It’s difficult to know where to start with Adam Curtis’s latest film. At nearly three hours in length, HyperNormalisation contains a hyperabundance of images and ideas. There are montages of monster movies mixed with home video grabs and bits from BBC Breakfast. There are observations about the nature of reality, the limits of data and the dextrous nature of Jane Fonda’s career. It’s less a documentary than an experience.
Curtis knows where to start, of course. He always does. There’s always one moment, one telling event that will go on to assume central significance in an argument that encompasses the globe and decades of history. In HyperNormalisation, that inciting incident is a local government meeting in New York City in 1975. The meeting was called with the purpose of restructuring an enormous public debt. Except the creditors never turned up. Instead, they demanded the city authorities restructure themselves. And put the creditors in charge. From that, Curtis argues, came a new fiscal policy – “austerity” – and a sense that politics was no longer the art of the possible but the art of the deal. Soon Donald Trump was buying up substantial slices of Manhattan on terms that were laughably favourable to the real estate developer, sorry, president-elect.
From Manhattan, Curtis moves to Damascus, to Russia, to the Lebanon, to Libya, to cyberspace and back again. Along the way he constructs an argument that says, and I simplify wildly: a desire on the part of politicians to control events and their electorates led to a manipulation of reality which in turn fostered atomisation, cynicism and, ultimately, a loathing of the political class. Perhaps there have been some events this year that bore this theory out, I don’t know.
Just my little joke there. Curtis’s film features a recurring Trump alongside the director’s normal motley crew of jihadis and Washington insiders. Also within his sights are the “technological utopians” of Silicon Valley, the creators of our filter bubbles and pedlars of fake news. When watching HyperNormalisation you can feel, as with much of Curtis’s work, that someone is explaining the true nature of the world to you for the first time.
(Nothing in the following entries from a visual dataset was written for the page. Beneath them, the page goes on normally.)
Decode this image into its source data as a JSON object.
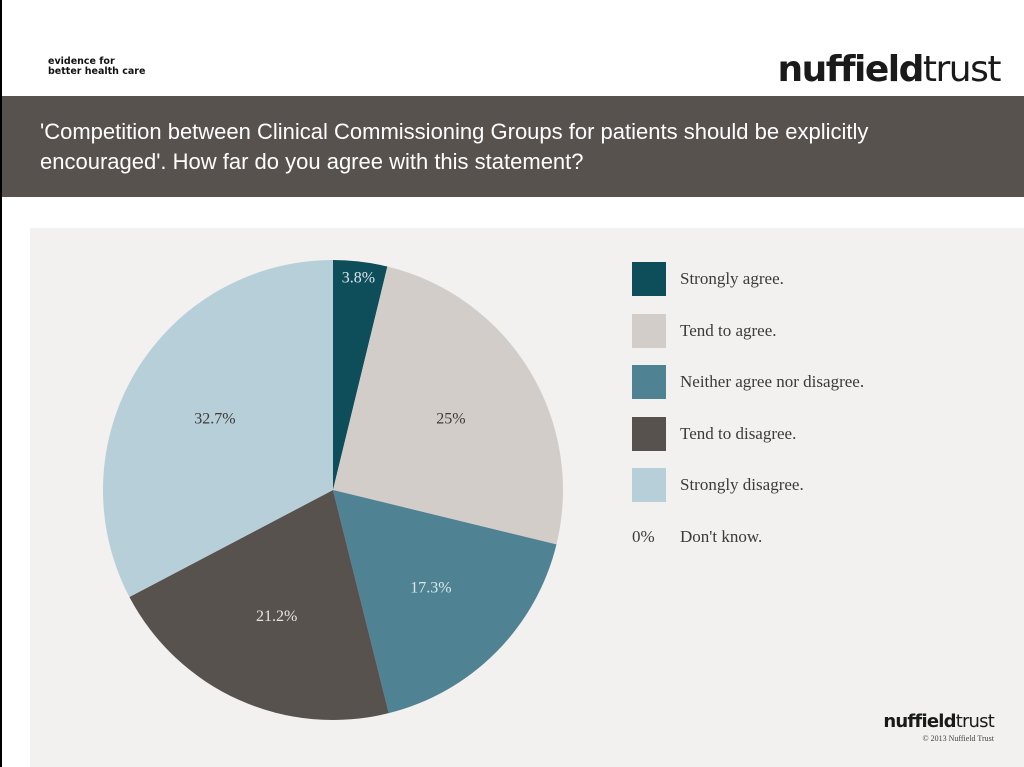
{
  "header": {
    "tagline_line1": "evidence for",
    "tagline_line2": "better health care",
    "logo_part1": "nuffield",
    "logo_part2": "trust"
  },
  "title": "'Competition between Clinical Commissioning Groups for patients should be explicitly encouraged'. How far do you agree with this statement?",
  "footer": {
    "logo_part1": "nuffield",
    "logo_part2": "trust",
    "copyright": "© 2013 Nuffield Trust"
  },
  "chart_data": {
    "type": "pie",
    "title": "'Competition between Clinical Commissioning Groups for patients should be explicitly encouraged'. How far do you agree with this statement?",
    "legend_position": "right",
    "slices": [
      {
        "label": "Strongly agree.",
        "value": 3.8,
        "value_label": "3.8%",
        "color": "#0d4e5a"
      },
      {
        "label": "Tend to agree.",
        "value": 25,
        "value_label": "25%",
        "color": "#d3cdc9"
      },
      {
        "label": "Neither agree nor disagree.",
        "value": 17.3,
        "value_label": "17.3%",
        "color": "#4f8393"
      },
      {
        "label": "Tend to disagree.",
        "value": 21.2,
        "value_label": "21.2%",
        "color": "#58524e"
      },
      {
        "label": "Strongly disagree.",
        "value": 32.7,
        "value_label": "32.7%",
        "color": "#b7cfd8"
      },
      {
        "label": "Don't know.",
        "value": 0,
        "value_label": "0%",
        "color": "#f2f1ef"
      }
    ]
  }
}
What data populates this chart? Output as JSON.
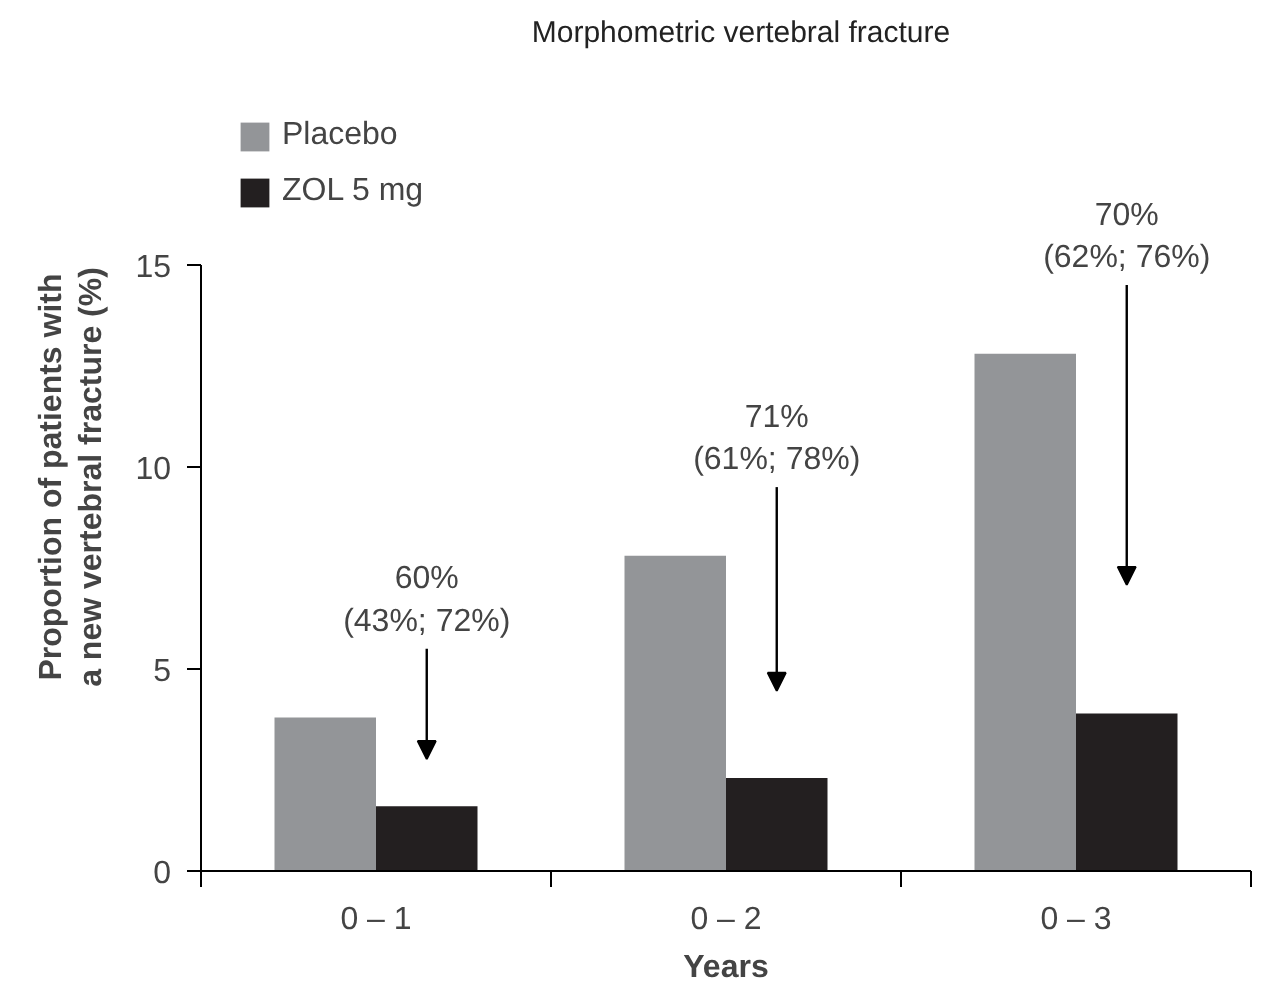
{
  "chart_data": {
    "type": "bar",
    "title": "Morphometric vertebral fracture",
    "xlabel": "Years",
    "ylabel": "Proportion of patients with\na new vertebral fracture (%)",
    "categories": [
      "0 – 1",
      "0 – 2",
      "0 – 3"
    ],
    "series": [
      {
        "name": "Placebo",
        "color": "#939598",
        "values": [
          3.8,
          7.8,
          12.8
        ]
      },
      {
        "name": "ZOL 5 mg",
        "color": "#231f20",
        "values": [
          1.6,
          2.3,
          3.9
        ]
      }
    ],
    "ylim": [
      0,
      15
    ],
    "yticks": [
      0,
      5,
      10,
      15
    ],
    "grid": false,
    "legend": "top left",
    "annotations": [
      "60%\n(43%; 72%)",
      "71%\n(61%; 78%)",
      "70%\n(62%; 76%)"
    ]
  }
}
Shortly after that feeling passes, you start furrowing your brow and wondering if it wasn’t all a bit too simple or too broad to be convincing. This process doesn’t invalidate the experience and Curtis knows this is the way people view his films. It is an argument he is making, after all.
Where else on television, or to be more accurate, in digital media do you get such provocation? I took 22 pages of notes watching the film again before I wrote this. Some of it was to place events in a linear order (he does jump about a bit – and perhaps a digression about LSD that suddenly leaps back 20 years isn’t entirely necessary) but mainly it was to record things I found interesting, shocking, touching or just odd. Like the Iranian fountains whose water ran blood red to commemorate a massacre. The “artificially intelligent” psychoanalyst that achieved wonderful results by repeating its patients’ remarks back to them. The way a hopeful Occupy Wall Street protester (himself a veteran of the Iraq war) resembled a naive young PLO soldier from the early 80s. A speech by Ronald Reagan that claimed “God has placed the destiny of an afflicted mankind” into America’s hands. David Frost rehabilitating Libya’s Colonel Gaddafi.

Gaddafi will stay with me the most. Playing a major part in HyperNormalisation, Curtis argues he is a patsy Reagan’s America transforms into a global supervillain for their political messaging. Gaddafi is accused of atrocities he didn’t commit, bombed by way of punishment, subjected to sanctions and then, when the west needs someone to confess to holding weapons of mass destruction in the Middle East, is quickly rehabilitated. And 10 years later an American drone launches the missile that leads to his death. But Gaddafi is more than just a pawn. He comes over in this film in his full complexity; a dupe and a tyrant, yes, but also a conflicted individual concerned about what he felt to be injustice in the world.
HyperNormalisation is not just provocation. It is a collection of insights into history and the human condition. Equally though, it is a piece of video art, each moment crafted to fit in a particular place among the run of images that precede and follow it. It has bravura moments, such as the captioning that suddenly dominates the screen during a tale of Trump to read: “But things didn’t go according to plan” (a knowing wink to Curtis’s penchant for grandiose declarations). It prompts you to think, not just about the argument being articulated, but of any number of apparently unrelated ideas and emotions brought into play through comparison and contrast. At the end of HyperNormalisation’s two hours and 45 minutes, the thing I felt most strongly was that I wanted to give Muammar Gaddafi a hug. I had not expected that.